Why We Can’t Turn Our Backs On Refugees

There is little to be gained from contemplating last week’s senseless attacks in Paris. Compared to the attacks on the World Trade Centre and on Charlie Hebdo, these were more evil still. They did not target an economic system; they were not a reprisal for a supposed affront. The victims of these callous and cowardly acts of violence were ordinary Parisians spending their Friday night at the bar, at the football and at a concert – ordinary Parisians who could not be more remote from IS’s cultural wasteland.

In response to these brutish, indiscriminate murders, the West paid tribute to those who were killed and to the nation that has no choice but to carry on living. As the lights of the Eiffel Tower were dimmed, landmarks the world over lit up in defiance in the colours of the tricolore. On Tuesday, 70,000 supporters clad in blue, white and red turned the home of football into a pantheon of the dead and belted out a rendition of the Marseillaise so impassioned it brought some visiting fans to tears.

Wembley Stadium lit in the colours of the French flag. (Photo by Ben Sutherland / CC BY 2.0)
Wembley Stadium lit in the colours of the French flag. (Photo by Ben Sutherland / CC BY 2.0)

Not all reactions to the attacks have been so respectful, however. The Stop the War Coalition and WikiLeaks both reprehensively published tweets in the immediate aftermath which imputed responsibility to the West. Yet more troubling were the reactions of a number of leading US politicians seeking the nomination of the Republican Party and ultimately the country’s presidency.

No one is surprised any more by the unfathomable stupidity of Donald Trump’s policy prescriptions, even when they come closer to channelling 1930s Germany than 21st century America. Similarly, Ben Carson’s comparison of Syrian refugees to “rabid dogs” was just the latest in a catalogue of offensive comments. What is disappointing is that supposedly sensible candidates such as Jeb Bush and Marco Rubio, rather than fighting prejudice against Syrians and Muslims, have been entertaining it. Mr Bush suggested that only orphans and Christians should be given sanctuary; Mr Rubio, who had previously tentatively voiced support for receiving Syrian refugees, said that the country should take none at all. Thirty-one state governors have so far refused to receive refugees from Syria. Such reactions were shown up as particularly heartless and cowardly by Francois Hollande’s renewal of his pledge that France would take 30,000 refugees over the next two years.

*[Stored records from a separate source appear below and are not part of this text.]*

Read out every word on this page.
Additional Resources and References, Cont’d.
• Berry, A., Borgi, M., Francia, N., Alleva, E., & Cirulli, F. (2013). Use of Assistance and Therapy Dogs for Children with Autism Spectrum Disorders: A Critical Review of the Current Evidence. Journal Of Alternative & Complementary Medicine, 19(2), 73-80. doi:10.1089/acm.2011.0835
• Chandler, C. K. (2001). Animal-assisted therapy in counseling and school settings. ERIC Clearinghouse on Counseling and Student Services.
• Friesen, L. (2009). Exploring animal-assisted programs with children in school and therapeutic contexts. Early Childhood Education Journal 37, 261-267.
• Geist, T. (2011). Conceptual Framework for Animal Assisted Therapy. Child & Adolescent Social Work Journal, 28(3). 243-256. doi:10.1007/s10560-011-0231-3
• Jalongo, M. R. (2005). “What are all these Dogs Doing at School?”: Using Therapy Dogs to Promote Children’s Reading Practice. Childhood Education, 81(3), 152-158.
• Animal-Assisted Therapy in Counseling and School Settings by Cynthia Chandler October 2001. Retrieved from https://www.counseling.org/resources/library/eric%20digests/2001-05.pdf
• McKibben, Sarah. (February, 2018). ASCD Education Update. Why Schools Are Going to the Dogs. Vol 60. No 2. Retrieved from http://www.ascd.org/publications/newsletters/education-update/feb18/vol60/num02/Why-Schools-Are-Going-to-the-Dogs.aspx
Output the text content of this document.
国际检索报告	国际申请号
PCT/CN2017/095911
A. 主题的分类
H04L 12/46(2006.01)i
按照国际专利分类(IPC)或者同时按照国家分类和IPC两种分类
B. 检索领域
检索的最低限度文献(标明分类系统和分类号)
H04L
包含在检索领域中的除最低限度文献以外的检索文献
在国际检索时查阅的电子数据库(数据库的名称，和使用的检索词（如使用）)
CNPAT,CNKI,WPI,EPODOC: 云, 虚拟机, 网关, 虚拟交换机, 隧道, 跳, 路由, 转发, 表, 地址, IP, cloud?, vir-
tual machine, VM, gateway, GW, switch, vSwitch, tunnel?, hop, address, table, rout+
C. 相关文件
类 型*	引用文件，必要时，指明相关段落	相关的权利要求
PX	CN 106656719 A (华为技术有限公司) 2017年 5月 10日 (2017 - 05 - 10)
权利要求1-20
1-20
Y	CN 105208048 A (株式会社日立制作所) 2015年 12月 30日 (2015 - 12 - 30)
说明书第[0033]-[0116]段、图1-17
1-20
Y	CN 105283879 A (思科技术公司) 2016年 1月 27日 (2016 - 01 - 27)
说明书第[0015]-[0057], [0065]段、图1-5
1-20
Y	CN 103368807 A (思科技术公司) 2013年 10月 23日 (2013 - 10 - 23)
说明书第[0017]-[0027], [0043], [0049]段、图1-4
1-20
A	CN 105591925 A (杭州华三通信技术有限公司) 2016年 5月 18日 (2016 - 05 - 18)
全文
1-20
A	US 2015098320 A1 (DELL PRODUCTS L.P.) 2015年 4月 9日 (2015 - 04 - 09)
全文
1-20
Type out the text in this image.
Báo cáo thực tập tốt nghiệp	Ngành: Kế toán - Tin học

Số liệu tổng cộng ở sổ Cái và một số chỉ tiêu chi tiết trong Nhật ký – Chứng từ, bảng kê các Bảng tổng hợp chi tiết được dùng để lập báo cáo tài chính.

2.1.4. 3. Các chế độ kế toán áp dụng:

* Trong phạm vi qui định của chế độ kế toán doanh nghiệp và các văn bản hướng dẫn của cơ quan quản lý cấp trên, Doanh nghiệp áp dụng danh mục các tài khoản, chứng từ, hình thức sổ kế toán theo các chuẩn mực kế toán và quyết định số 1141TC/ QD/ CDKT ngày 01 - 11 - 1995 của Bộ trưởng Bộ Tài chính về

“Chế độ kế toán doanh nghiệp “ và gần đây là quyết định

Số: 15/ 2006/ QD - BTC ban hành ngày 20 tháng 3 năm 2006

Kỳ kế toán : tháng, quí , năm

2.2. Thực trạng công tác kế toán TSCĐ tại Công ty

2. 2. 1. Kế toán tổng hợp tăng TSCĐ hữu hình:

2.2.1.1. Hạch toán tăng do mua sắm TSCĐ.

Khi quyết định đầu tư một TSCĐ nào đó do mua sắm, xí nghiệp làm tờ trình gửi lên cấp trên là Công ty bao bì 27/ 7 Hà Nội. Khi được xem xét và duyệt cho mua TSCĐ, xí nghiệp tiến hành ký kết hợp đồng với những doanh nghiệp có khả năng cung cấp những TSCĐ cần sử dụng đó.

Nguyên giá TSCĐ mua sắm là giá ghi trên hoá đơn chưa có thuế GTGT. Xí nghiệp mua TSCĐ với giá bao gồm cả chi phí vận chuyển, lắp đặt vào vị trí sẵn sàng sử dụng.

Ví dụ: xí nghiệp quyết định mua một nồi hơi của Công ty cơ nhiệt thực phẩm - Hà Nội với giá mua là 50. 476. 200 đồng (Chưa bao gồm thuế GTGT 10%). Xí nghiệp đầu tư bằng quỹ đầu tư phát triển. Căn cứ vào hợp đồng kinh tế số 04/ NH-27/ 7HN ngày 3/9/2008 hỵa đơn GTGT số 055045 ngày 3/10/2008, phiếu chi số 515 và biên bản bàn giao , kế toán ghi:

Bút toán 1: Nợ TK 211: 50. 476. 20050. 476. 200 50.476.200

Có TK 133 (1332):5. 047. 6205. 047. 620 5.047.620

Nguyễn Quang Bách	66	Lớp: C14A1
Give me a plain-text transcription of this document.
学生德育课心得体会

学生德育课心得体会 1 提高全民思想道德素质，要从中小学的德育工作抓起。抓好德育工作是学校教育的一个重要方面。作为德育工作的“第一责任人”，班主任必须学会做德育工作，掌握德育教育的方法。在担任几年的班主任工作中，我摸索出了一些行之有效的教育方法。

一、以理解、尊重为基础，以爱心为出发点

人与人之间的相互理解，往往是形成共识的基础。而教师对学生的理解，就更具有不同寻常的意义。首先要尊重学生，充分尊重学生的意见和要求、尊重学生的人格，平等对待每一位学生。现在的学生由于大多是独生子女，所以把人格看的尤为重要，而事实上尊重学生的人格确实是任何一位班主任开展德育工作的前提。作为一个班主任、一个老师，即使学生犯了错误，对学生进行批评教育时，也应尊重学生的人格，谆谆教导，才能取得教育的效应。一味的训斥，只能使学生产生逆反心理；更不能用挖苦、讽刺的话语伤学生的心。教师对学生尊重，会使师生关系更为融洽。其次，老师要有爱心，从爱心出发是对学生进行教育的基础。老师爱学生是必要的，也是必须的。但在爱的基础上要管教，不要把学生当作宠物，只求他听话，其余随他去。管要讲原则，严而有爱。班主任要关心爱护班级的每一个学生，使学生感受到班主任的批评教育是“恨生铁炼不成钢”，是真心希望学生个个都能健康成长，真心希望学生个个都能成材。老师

Donald Trump is among the Republican Presidential candidates who have called for an immediate halt on allowing Syrian refugees to claim asylum in the US. (Photo by Peter Stevens / CC BY 2.0)
Donald Trump is among the Republican Presidential candidates who have called for an immediate halt on allowing Syrian refugees to claim asylum in the US. (Photo by Peter Stevens / CC BY 2.0)

The reluctance to welcome refugees stems from the fear that the serpentine streams they make when crossing the continent provide perfect cover for jihadists to cross borders, too. They point to the fake Syrian passport, used to re-enter the Schengen area, that was found near the body of one of the attackers. In fact, this probably has little significance: Germany’s interior minister suggested that it was more likely planted to create a “false trail”. In any case, to turn away all refugees out of fear would be unjust. What is more, of the other known attackers, all were EU citizens. IS is perfectly capable of carrying out attacks without resorting to infiltrating trains of refugees.

In the wake of the Paris atrocities, demands for tighter border security are natural. But it would be misguided to think that turning away refugees is the best way to stiffen that security. In Europe, re-imposing border controls is a necessary short-term solution. It may turn out to be the long-term solution too, but as The Guardian and The Economist have both argued this week, better policing of Schengen’s external borders and co-operation between security services within the free travel area would be just as effective and would not reek of capitulation to IS’s attempts to sow fear and provoke division. The US ought to be safer anyway: to its advantage it has geography and an already-stringent screening process for refugees. It would best protect its citizens by using its military strength to eradicate IS rather than by making that process more stringent still.

Refugees, however, are the misguided target both of public ire and of security policy. They are the desperate people trying to escape from the destruction wreaked by the caliphate. Turning our backs on them is exactly what IS wants us to do. The solidarity shown to the victims of the Paris attacks and to the French people has been inspiring. Let’s at least show a bit of that solidarity to IS’s Syrian victims, too.